Second: you must clear the stencil buffer to some known value (set via glClearStencil) every frame, right along with the depth and color buffers. It could be any value you choose, but 0 is a good choice, so let’s go with that.

Third: when rendering the door, you must turn off depth writes too. But you still want depth testing.

Fourth: when rendering the door, you must tell the system what stencil value you want to apply. So long as that value is not zero (the one we choose for the clear stencil), we’re fine. So let’s choose 0x1.

In order to write a stencil value, you need to do three things.
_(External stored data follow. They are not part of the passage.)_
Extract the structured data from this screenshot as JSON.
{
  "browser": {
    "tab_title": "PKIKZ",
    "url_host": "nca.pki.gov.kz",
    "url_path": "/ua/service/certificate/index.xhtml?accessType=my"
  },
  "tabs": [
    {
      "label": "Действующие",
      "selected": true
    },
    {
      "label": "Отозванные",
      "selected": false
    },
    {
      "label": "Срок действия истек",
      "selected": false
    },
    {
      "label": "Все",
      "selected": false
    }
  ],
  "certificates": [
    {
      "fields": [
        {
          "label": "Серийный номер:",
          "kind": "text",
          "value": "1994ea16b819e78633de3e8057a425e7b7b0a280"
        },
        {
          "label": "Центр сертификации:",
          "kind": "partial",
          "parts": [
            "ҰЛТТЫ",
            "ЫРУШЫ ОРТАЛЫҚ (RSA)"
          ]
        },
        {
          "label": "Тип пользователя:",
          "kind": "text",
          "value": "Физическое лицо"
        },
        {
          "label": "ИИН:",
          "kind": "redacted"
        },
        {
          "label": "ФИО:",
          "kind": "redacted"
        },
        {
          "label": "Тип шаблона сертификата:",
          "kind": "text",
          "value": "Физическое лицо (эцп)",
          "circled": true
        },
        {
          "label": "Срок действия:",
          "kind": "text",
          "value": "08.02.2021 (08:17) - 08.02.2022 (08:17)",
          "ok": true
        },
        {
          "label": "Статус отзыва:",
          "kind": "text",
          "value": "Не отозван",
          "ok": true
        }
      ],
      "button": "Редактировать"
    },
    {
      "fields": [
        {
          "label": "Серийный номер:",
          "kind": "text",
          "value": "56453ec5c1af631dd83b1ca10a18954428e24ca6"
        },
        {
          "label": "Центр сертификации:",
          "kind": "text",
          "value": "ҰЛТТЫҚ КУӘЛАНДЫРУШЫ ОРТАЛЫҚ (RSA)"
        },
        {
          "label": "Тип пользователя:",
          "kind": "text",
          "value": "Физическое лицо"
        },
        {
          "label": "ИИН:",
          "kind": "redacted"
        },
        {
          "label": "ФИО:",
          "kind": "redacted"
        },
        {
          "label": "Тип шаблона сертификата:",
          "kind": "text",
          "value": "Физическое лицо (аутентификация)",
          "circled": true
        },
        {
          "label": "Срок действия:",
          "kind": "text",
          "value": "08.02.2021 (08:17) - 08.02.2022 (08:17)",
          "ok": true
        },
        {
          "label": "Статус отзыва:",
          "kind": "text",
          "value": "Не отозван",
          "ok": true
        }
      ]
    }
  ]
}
You must enable the stencil test.

You must then set the reference stencil value for all fragments generated during rendering with glStencilFunc[Separate]. So it would look something like:


glStencilFunc(GL_ALWAYS, 0x1, 0xFFFFFFFF);

The first parameter sets the stencil test to always pass (so no self-stenciling). The second parameter sets the stencil value to 0x1. The third is a masking value.

You must also tell the system to write the incoming stencil value, but only where appropriate. This requires glStencilOp[Separate]:


glStencilOp(GL_KEEP, GL_KEEP, GL_REPLACE);

The first parameter is what should happen if stenciling fails (keep the old value from the stencil buffer). The second is if the stencil test passes and the depth test fails (again, keep the old value). The third says what should happen if the stencil and depth tests pass (replace the framebuffer stencil value with 0x1).

Fifth: Remember to turn off everything that was just turned on after rendering the door, except the stencil test if the very next thing is the interior space.

Sixth: When drawing the interior, you need to have set appropriate stencil-func and stencil-op parameters. The stencil test should fail if the stencil value in the framebuffer is not equal to 0x1. Thus, the fragment will be discarded for anything rendered outside of the doorway. But you never want to update the framebuffer’s stencil value; you want that kept the same.


glStencilFunc(GL_EQUAL, 0x1, 0xFFFFFFFF);
glStencilOp(GL_KEEP, GL_KEEP, GL_KEEP);

A stencil test has the advantage of not needing to compute clip planes. Also, it isn’t limited to a convex polygon.

However, clip planes can discard entire primitives prior to rasterisation, whereas a stencil test operates at the fragment level, so there may[li] be performance advantages to using clip planes.
[/li]

  • You’d have to measure performance to get a definitive answer.